10 f CFA voici la réduction que vient d’opérer le gouvernement d’Alassane Ouattara sur le prix de la denrée la plus consommée de Côte d’Ivoire le riz. Il ne faut pas se voiler la face toutes les qualités de riz ne sont pas touchées par cette réduction. Seul le riz déni kachia fait l’objet de ce rabattement de prix. Les exportateurs et autres grossistes estiment perdre entre 3 et 4 milliards de f CFA juste à cause de cette réduction ! Les Ivoiriens qui malgré la fin de la crise continuent de vivre avec d’énormes difficultés ne sont pas satisfait dans l’ensemble de cette mesure qu’ils qualifient d’insignifiante. Nous avons fait le tour des marchés, voici la réaction de quelques ménagères mais aussi des chefs de familles.

Lou Hortense « Le gouvernement n’a rien fait »
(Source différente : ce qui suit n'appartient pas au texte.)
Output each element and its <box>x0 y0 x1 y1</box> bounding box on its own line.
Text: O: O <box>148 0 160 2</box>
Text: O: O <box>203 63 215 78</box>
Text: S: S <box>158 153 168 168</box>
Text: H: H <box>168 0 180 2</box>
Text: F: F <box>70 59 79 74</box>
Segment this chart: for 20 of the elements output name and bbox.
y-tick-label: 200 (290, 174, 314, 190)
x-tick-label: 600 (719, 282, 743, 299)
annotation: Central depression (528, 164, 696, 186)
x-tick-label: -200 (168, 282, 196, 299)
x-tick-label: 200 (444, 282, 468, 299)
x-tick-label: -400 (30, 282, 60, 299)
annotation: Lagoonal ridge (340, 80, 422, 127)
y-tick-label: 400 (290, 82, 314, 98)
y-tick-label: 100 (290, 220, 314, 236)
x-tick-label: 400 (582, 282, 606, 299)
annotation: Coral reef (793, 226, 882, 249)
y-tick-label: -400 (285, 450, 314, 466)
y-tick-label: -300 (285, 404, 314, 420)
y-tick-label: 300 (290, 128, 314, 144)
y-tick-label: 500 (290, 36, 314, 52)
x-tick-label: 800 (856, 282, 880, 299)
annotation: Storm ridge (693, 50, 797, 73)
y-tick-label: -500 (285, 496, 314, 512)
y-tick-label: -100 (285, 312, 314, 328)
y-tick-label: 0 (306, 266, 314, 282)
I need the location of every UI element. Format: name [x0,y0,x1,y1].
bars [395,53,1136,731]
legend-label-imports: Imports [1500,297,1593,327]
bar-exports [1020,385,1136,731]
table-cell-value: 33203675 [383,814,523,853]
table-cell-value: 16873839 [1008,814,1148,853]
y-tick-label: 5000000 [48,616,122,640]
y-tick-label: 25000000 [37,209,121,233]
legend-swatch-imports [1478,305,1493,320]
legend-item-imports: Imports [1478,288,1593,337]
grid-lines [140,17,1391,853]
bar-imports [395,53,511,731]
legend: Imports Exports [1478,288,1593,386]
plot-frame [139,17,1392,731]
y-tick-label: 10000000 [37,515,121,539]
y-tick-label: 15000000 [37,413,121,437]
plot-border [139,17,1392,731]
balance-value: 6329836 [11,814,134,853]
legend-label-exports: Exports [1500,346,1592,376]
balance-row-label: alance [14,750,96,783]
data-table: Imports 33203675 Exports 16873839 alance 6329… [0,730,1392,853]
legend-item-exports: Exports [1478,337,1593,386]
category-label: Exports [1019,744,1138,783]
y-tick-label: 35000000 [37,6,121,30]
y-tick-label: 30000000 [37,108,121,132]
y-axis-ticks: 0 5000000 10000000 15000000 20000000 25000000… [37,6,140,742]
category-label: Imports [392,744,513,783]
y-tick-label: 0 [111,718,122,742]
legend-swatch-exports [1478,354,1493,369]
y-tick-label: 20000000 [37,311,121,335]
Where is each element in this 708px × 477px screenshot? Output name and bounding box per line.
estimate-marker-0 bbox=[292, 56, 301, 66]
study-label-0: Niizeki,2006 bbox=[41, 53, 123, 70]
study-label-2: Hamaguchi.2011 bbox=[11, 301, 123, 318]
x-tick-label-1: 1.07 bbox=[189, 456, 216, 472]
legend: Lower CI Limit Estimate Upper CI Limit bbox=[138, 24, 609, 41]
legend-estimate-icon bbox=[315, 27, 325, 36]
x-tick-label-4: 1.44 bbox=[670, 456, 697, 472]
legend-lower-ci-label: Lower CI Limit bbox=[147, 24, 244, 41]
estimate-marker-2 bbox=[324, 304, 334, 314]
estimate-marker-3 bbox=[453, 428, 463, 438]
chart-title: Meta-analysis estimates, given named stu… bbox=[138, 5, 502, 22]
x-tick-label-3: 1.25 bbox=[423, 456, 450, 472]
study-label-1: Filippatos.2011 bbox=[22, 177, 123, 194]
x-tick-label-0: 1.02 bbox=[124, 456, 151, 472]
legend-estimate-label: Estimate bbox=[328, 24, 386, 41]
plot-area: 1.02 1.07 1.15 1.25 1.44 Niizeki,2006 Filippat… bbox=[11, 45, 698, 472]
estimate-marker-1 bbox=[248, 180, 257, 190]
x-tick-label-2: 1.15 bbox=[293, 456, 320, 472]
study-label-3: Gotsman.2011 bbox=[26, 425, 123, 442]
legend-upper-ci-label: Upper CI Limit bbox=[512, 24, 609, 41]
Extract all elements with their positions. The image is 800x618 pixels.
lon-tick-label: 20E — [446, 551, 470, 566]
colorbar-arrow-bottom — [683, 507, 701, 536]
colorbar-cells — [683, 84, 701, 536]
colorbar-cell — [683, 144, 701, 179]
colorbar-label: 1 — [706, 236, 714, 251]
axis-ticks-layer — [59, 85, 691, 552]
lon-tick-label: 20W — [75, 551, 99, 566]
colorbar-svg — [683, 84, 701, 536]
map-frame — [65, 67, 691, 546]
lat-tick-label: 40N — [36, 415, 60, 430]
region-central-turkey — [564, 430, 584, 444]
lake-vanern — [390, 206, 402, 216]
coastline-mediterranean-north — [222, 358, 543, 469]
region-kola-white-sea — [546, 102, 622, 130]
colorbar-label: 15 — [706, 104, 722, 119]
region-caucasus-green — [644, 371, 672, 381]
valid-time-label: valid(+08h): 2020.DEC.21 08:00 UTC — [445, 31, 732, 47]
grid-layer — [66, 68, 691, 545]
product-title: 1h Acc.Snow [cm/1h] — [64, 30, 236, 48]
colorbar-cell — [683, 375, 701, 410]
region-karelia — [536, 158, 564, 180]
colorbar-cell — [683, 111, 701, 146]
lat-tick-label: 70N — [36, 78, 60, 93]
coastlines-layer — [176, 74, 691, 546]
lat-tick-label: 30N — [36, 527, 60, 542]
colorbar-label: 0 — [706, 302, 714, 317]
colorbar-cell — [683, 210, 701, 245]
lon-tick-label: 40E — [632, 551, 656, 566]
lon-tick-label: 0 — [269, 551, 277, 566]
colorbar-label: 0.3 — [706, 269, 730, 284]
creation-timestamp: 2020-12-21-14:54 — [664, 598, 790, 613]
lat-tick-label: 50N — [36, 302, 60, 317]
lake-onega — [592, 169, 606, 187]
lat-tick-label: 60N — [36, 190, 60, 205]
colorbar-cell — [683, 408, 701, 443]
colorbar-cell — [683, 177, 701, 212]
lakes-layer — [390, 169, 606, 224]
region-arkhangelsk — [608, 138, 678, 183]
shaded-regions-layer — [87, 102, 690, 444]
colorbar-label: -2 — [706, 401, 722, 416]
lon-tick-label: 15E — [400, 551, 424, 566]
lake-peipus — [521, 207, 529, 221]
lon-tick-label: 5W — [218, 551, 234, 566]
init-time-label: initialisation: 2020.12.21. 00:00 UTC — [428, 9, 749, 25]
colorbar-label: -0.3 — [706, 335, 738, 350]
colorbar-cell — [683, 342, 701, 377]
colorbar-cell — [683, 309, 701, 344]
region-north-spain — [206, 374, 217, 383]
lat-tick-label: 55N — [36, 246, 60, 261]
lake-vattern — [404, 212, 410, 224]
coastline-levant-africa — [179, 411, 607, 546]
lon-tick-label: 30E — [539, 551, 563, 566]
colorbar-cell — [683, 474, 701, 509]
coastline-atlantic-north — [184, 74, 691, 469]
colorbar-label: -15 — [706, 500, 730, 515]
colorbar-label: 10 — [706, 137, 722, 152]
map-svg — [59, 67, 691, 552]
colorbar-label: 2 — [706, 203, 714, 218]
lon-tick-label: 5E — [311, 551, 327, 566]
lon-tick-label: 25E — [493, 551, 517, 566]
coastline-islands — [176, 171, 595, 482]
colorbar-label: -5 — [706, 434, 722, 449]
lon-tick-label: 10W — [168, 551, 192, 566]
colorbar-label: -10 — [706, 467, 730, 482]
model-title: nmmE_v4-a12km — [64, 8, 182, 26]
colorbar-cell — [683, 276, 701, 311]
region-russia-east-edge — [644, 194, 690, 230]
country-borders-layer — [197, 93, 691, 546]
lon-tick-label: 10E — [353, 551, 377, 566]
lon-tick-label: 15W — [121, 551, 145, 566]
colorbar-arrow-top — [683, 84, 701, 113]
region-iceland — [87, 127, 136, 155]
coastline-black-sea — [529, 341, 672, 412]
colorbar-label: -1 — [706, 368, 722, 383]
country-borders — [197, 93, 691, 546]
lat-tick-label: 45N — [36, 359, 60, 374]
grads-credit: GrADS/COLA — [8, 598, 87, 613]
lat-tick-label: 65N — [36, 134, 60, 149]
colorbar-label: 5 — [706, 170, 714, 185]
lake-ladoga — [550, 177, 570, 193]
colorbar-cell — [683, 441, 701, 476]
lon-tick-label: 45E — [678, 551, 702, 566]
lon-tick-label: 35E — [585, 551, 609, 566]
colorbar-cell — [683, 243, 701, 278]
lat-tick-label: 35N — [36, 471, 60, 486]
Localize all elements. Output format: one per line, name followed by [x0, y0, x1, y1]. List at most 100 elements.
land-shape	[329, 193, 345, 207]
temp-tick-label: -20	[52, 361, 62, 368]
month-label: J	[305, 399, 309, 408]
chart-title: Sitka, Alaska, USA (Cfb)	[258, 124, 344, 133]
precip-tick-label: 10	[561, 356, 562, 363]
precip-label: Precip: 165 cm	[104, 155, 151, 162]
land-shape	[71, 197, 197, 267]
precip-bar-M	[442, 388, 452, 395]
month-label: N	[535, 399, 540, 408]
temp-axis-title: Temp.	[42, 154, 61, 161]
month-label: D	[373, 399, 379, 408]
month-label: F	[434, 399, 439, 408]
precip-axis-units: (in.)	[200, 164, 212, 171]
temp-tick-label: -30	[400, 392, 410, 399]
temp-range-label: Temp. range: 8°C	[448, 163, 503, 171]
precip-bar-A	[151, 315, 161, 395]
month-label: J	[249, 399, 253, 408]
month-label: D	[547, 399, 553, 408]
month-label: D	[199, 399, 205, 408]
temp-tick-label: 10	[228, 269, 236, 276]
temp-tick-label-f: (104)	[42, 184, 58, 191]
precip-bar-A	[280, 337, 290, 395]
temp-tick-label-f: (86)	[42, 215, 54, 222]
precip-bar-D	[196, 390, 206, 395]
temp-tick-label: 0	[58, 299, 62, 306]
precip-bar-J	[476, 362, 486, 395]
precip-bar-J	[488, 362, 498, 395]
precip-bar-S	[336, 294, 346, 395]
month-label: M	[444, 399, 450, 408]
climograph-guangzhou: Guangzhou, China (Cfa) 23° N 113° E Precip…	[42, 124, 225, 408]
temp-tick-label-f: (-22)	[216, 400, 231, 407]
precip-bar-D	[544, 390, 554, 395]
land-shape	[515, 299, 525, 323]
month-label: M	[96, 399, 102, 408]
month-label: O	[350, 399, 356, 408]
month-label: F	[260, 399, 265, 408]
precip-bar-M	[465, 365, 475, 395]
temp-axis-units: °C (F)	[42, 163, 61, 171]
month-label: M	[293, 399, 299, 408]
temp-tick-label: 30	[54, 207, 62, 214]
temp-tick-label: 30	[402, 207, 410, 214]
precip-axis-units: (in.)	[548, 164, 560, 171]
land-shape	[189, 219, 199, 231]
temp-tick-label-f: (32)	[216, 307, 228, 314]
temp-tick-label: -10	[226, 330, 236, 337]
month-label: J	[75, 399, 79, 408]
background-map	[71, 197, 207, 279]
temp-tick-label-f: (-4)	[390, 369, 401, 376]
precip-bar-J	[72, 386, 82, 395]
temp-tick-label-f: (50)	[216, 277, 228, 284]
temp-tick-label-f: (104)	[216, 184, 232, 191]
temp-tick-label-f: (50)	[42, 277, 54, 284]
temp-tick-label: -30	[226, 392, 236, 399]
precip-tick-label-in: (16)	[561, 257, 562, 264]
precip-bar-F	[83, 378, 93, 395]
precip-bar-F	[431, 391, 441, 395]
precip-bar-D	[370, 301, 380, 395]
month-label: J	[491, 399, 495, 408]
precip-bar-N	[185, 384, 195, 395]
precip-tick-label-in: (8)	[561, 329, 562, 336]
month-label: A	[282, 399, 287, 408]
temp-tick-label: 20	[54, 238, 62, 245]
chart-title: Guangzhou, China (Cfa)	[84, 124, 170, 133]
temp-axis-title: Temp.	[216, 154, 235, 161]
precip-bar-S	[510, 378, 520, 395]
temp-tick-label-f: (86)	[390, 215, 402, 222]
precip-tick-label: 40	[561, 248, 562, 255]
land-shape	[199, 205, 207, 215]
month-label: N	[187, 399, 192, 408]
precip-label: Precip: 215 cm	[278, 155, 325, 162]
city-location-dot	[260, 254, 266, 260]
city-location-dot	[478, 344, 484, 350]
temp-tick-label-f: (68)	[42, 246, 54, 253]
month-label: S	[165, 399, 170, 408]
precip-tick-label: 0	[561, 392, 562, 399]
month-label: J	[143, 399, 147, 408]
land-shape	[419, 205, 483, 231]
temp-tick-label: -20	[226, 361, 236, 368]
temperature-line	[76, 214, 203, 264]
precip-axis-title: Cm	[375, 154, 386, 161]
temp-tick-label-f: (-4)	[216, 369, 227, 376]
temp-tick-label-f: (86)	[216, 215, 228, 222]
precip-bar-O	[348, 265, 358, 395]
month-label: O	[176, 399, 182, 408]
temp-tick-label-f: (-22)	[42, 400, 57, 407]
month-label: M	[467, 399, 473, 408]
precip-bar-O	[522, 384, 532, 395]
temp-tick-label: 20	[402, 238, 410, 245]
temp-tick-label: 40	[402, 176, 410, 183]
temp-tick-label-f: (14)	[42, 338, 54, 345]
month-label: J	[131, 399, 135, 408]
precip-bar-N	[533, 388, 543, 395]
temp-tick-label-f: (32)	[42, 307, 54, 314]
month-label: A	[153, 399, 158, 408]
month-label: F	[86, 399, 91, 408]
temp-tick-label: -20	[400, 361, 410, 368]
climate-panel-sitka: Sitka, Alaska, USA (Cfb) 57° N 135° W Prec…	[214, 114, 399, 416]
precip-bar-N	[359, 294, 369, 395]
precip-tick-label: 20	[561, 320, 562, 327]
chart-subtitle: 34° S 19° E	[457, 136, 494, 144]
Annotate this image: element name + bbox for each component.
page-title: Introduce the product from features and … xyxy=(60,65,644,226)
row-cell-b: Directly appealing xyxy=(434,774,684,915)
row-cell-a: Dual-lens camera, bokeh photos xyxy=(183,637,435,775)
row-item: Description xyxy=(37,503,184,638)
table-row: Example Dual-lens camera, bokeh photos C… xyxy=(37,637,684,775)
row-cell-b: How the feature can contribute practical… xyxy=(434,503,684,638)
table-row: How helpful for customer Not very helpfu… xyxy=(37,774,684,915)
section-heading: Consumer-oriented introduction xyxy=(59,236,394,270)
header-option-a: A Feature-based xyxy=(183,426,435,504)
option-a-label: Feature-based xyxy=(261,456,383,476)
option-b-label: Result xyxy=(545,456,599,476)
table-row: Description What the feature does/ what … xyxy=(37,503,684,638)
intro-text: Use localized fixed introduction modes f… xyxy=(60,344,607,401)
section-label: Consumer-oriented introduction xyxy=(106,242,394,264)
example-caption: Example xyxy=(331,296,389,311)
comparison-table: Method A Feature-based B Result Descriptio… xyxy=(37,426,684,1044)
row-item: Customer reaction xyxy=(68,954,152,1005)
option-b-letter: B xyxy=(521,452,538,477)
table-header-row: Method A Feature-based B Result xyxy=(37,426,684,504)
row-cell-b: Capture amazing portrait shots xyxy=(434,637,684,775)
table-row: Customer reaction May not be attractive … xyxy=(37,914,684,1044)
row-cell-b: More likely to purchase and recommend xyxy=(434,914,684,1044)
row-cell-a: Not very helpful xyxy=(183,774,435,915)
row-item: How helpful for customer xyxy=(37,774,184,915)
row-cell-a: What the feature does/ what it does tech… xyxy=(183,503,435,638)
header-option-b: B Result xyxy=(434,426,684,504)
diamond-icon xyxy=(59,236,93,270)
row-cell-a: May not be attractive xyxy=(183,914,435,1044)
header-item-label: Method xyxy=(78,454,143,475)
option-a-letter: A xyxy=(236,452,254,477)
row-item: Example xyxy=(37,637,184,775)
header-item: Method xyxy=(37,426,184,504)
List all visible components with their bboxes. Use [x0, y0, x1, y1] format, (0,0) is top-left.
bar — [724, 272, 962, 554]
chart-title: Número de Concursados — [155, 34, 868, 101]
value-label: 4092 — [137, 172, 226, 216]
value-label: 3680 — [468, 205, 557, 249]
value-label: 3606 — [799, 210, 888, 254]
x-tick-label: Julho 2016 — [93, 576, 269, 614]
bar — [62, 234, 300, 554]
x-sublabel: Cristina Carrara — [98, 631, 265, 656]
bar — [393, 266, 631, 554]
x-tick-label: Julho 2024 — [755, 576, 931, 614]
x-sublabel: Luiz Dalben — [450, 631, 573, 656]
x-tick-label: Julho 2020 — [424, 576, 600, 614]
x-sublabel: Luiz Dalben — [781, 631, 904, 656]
« Il ne faut pas que les gens se moquent de nous ! Soit ils réduisent le prix du riz soit ils ne font rien. On ne peut pas nous dire qu’on fait une réduction, on l’annonce à la télévision et derrière ont fait juste une réduction de 10 f ! C’est plus une foutaise qu’une manière d’aider le peuple ».

Suzanne Kouassi « On peut faire plus »

« Je pense que c’est déjà un pas mais on peut encore faire plus. Une réduction de 10 f ne peut pas résoudre le problème des Ivoiriens parce que nos problèmes sont énormes. Un rabattement de 50 f CFA peut aider la ménagère. Je pense que le gouvernement peut lui-même contribuer à cette réduction car le nœud du problème se sont les taxes diverses qui augmentent le prix de vente direct. On faire plus pour les Ivoiriens ».

Le couple Koffi divisé !

Mr Koffi « Il faut féliciter le gouvernement ». « Vous savez il faut féliciter le gouvernement et ne pas voir la réduction directe en terme de 10 f CFA. Il faut le voir sur le budget familial sur le mois ou même l’année. Toutes les réductions sont bonnes à prendre ». Mme Koffi « Rien a changé ! ». « 10 f CFA c’est quoi ça ? Moi je dis que cette réduction est trop insignifiante pour soulever des réactions positives. Monsieur dit qu’il faut féliciter le gouvernement, moi je dis non car rien n’a changé dans le panier de la ménagère. Voici pourquoi j’ai invité mon mari à m’accompagner aujourd’hui sur le marché pour faire le constat de la cherté de la vie lui-même. Il faut que ne autorités arrivent à réduire les prix de façon significative ».

Konan Irène « La réduction doit toucher tous les produits »

« Une réduction de 10 f sur une seule qualité de riz mais je dis que le gouvernement n’a rien fait ! Je pense même que si la réduction touchait toutes les qualités de riz c’était déjà un pas important. Lorsque la réduction est aussi faible la parade consiste à faire une réduction sur plusieurs produits. C’est seulement de cette manière que le consommateur sent un véritable effort de la part des autorités. Il y aussi des produits stratégiques comme le carburant dont la réduction du prix peut entrainer une chute significative des prix dans l’ensemble. Il faut aussi faire quelque chose à ce niveau ».